There was once a great debate about this, though it's largely of academic interest now. The great debate of communism vs. capitalism was really whether humans should control capital or if capital should control us. Whether the artificial should serve the natural or vice versa. Worker or machine, et cetera. After killing millions of humans, capitalism sadly won, a pyrrhic victory, leaving a scorched earth for everyone. Maybe if we'd had global communism a century ago we could have done the global changes necessary to avert climate collapse, but it's too late now. Socialism with Chinese characteristics is too little too late, and America may just irradiate the whole place out of sheer spitefulness. The Rubicon has been crossed, the center cannot hold, things fall apart. We are out of the realm of ideology now, and biology would like a word.
Colonization and biological colonization are not even different words, and yet we consider them separate processes. They are not. Europeans were so poor—so energy (solar) poor—that it constituted a real physical imbalance across the Earth. This also coincidentally made them whiter, because they got so little sun. Like bacteria spilling across a Petri dish, they rushed to where the energy was, capturing solar energy via plantations and riding the wind to do it (colonization was powered by renewable energy, in case you think that's a panacea).
I'll repeat myself because I wrote this already. If you think of the world as a big Petri dish, there were positive energy stores in the sunny south and, effectively, a negative pole in the north. Whiter people harnessed the energy available to them (wind) to suck up the energy from darker places and people, a process that continues this day as white supremacy (increasingly divorced from skin color). Once you step out of human supremacy you can reject diversity and inclusion in this process as some sort of liberation, and see it for what it is. Selling out humanity to capital at the faster rate that white people started doing it. Ignatiev said treason to whiteness is loyalty to humanity, and I would say collaboration with capital is treason to animality. But that's all an artificial distinction now.

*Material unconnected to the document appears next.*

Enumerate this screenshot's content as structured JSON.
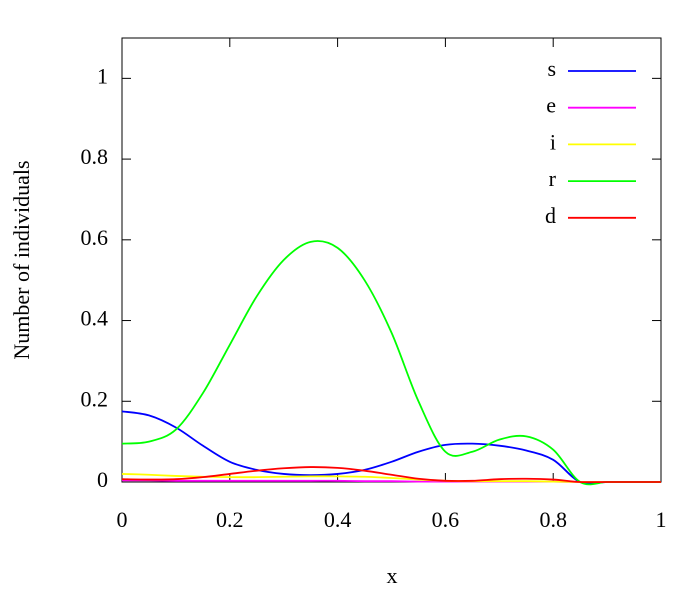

This is an academic idea, and business paid better and enough people sold out. So here we are, at the end of it all. The lens seeing the artificial as another lifeform is useful but useless. Like the rearview of a car as you fly out the window. What we call progress is simply going too fast to stop now, though we can see that it's a dead end sure enough. The Limits Of Growth people said there was a way out, but that was in the 1970s. As you may have noticed from much culture and technology stopping around the same time, that was the last exit, and we ran out of road long ago. Indeed, I would argue that we're out of the car entirely.
The diabolical biological is that AI is not something on our horizon, we are in its rear-view already, roadkill along with the other critters that we littered to death so nonchalantly. In hindsight, we were closer to the seals than the club, but we beat our family to death so that AI could have life more abundantly. Oops. We thought all the fancy grave goods were a sign of our greatness but it was literally our own funeral. Life is constantly emerging out of other life, and killing its ancestors without emotion. Artificial life is just life, and this is nothing new. Just a new way of looking at it, in the rearview.